The only performance hit you can really affect is the system call penalty.  And that is done by allowing the normal flushing routine to continue for subsequent writes.

> You are proposing that this repeated write of the first sector be done for all file output. You probably won't notice a speed difference if write caching is done, but that doesn't make it a good idea.

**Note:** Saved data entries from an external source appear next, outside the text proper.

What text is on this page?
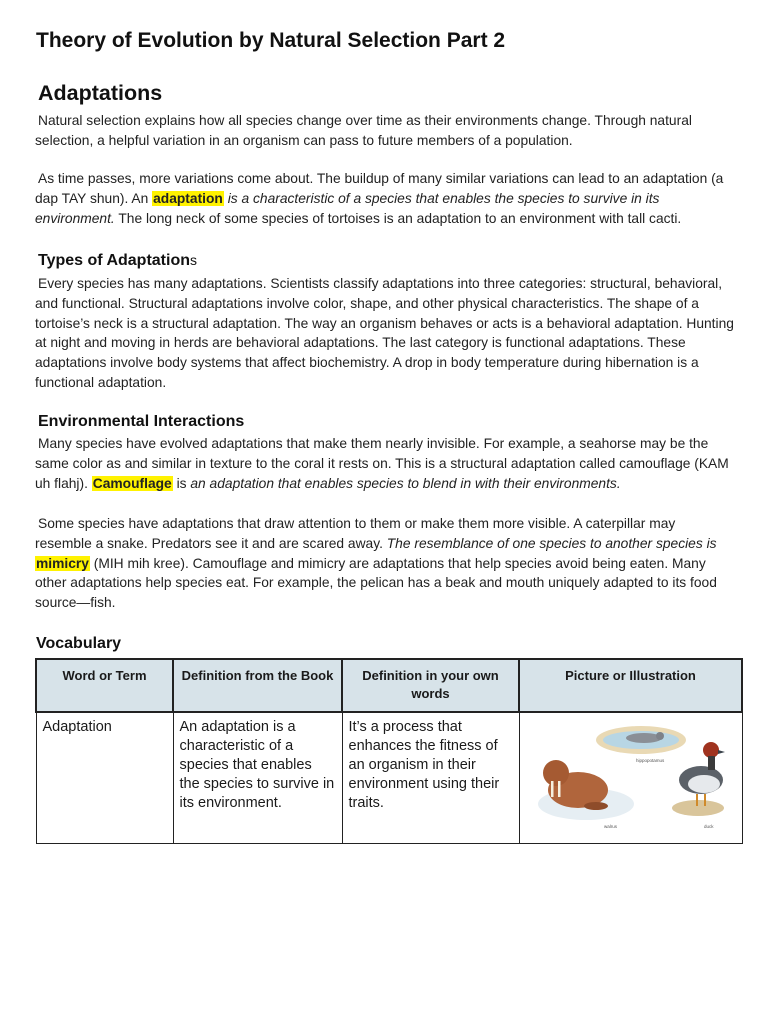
Theory of Evolution by Natural Selection Part 2
Adaptations

Natural selection explains how all species change over time as their environments change. Through natural selection, a helpful variation in an organism can pass to future members of a population.

As time passes, more variations come about. The buildup of many similar variations can lead to an adaptation (a dap TAY shun). An adaptation is a characteristic of a species that enables the species to survive in its environment. The long neck of some species of tortoises is an adaptation to an environment with tall cacti.

Types of Adaptations

Every species has many adaptations. Scientists classify adaptations into three categories: structural, behavioral, and functional. Structural adaptations involve color, shape, and other physical characteristics. The shape of a tortoise’s neck is a structural adaptation. The way an organism behaves or acts is a behavioral adaptation. Hunting at night and moving in herds are behavioral adaptations. The last category is functional adaptations. These adaptations involve body systems that affect biochemistry. A drop in body temperature during hibernation is a functional adaptation.

Environmental Interactions

Many species have evolved adaptations that make them nearly invisible. For example, a seahorse may be the same color as and similar in texture to the coral it rests on. This is a structural adaptation called camouflage (KAM uh flahj). Camouflage is an adaptation that enables species to blend in with their environments.

Some species have adaptations that draw attention to them or make them more visible. A caterpillar may resemble a snake. Predators see it and are scared away. The resemblance of one species to another species is mimicry (MIH mih kree). Camouflage and mimicry are adaptations that help species avoid being eaten. Many other adaptations help species eat. For example, the pelican has a beak and mouth uniquely adapted to its food source—fish.

Vocabulary
Word or Term	Definition from the Book	Definition in your own words	Picture or Illustration
Adaptation	An adaptation is a characteristic of a species that enables the species to survive in its environment.	It’s a process that enhances the fitness of an organism in their environment using their traits.	hippopotamus
walrus duck
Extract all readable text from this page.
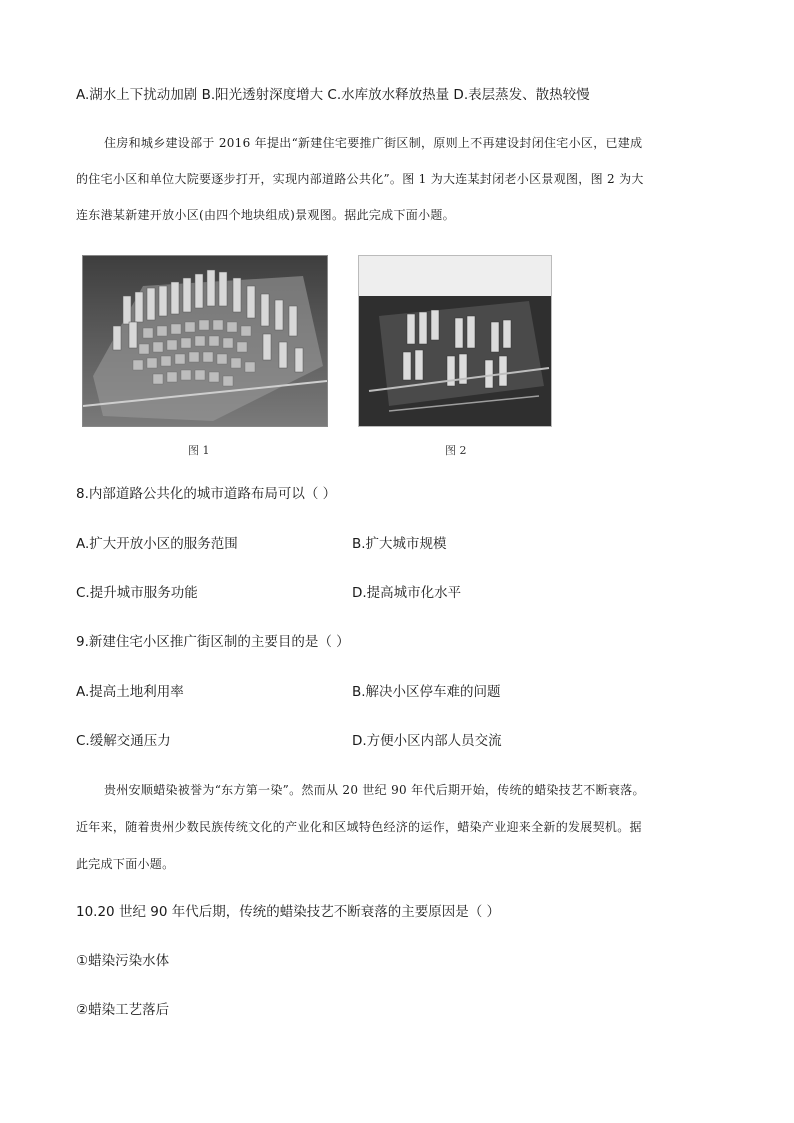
A.湖水上下扰动加剧 B.阳光透射深度增大 C.水库放水释放热量 D.表层蒸发、散热较慢
住房和城乡建设部于 2016 年提出“新建住宅要推广街区制，原则上不再建设封闭住宅小区，已建成
的住宅小区和单位大院要逐步打开，实现内部道路公共化”。图 1 为大连某封闭老小区景观图，图 2 为大
连东港某新建开放小区(由四个地块组成)景观图。据此完成下面小题。
图 1	图 2
8.内部道路公共化的城市道路布局可以（ ）
A.扩大开放小区的服务范围	B.扩大城市规模
C.提升城市服务功能	D.提高城市化水平
9.新建住宅小区推广街区制的主要目的是（ ）
A.提高土地利用率	B.解决小区停车难的问题
C.缓解交通压力	D.方便小区内部人员交流
贵州安顺蜡染被誉为“东方第一染”。然而从 20 世纪 90 年代后期开始，传统的蜡染技艺不断衰落。
近年来，随着贵州少数民族传统文化的产业化和区域特色经济的运作，蜡染产业迎来全新的发展契机。据
此完成下面小题。
10.20 世纪 90 年代后期，传统的蜡染技艺不断衰落的主要原因是（ ）
①蜡染污染水体
②蜡染工艺落后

No, this is incorrect.  fflush is not called on subsequent writeln.

Not only that, but we only have to do this on FILE * that were initialized with unknown file descriptors (such as stdin/stdout/stderr).  If we use fopen, you don't have to do this.

-Steve
June 12, 2013
On 6/12/13 1:36 PM, "Jérôme M. Berger" wrote:
> Denis Koroskin wrote:
>> The best solution would be for writeln() to throw on use, and I
>> think it's fairly easy to implement: just flush once after using
>> the file descriptor for the first time, and throw if it fails.
>>
>> While it doesn't cover a case where file descriptor becomes
>> non-writable during the program lifetime, it covers the most
>> common case of file descriptor not being writable at all.
>
> 	Actually, the best solution is to check if the file is writable
> before writing and *without flushing*. On Posix systems, this can be
> done with:
>
> fcntl (fd, F_GETFL)&  W_OK
>
> 		Jerome

When do you check and how frequently? I think the right thing to do is as the bug report indicates.